パロディ、二重の声

「アートって楽しい」的なゆるふわ展覧会かと思っていたが、1960-70年代の現代美術からポップカルチャーへの流れをパロディという側面から辿った真面目な展覧会だった。

パロディ的なものは江戸時代の漫画的なものでもいくらでもあるわけで、これがパロディの元祖というわけでは全くない。しかし70年代のビックリハウス的な流れが、60年代のネオダダ的な流れから来ているのは間違いないわけで、現代美術がポップカルチャーに広まっていく例としては面白いと思う。

個人的に面白かったのは最終章でパロディを巡る裁判を扱ったこと。ただ残念なのは展示方法で、単にそれを扱った新聞記事と、判決文の抜粋をそのまま見せるだけ。これはもう少しきちんと解説しても良かったのではないか。
パロディ事件 - Wikipedia

あまりきちんと覚えていないので正確性に欠けるかもしれないが、この裁判は一審、二審、最終審と論点を見ていくとそれぞれ違っていて非常に面白い。
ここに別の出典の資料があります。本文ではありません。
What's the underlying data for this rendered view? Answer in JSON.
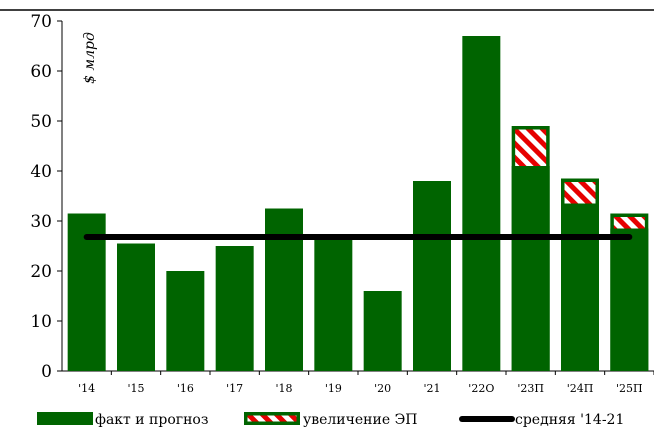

まず大前提として、元の写真と、マッド・アマノ氏のパロディ作品は、作品として訴えることが異なるという点では全員一致している。

そのうえで、一審、二審ではそれらが別個の著作物かという点が焦点となっている。なぜなら別個の著作物であれば同一性保持権の侵害にあたらないからである。

一審では別個の著作物ではない、二審では別個の著作物であるという結論になっている、論点は「作品として訴えるものが異なる場合に別個の著作物か」という点で、一審では否、二審では是としている。

最終審は全く異なる論点となっており、アマノ氏の作品は、元の作品を「引用した」という解釈になっている。その上で「引用の必要要件を満たしていない」という点から違法であるという解釈になっている。

この話は現代においても、いやデジタルコピーし放題の現代だからこそ面白い話であり、そのような点をもう少し丁寧に解説するのも美術館の役割ではないだろうか。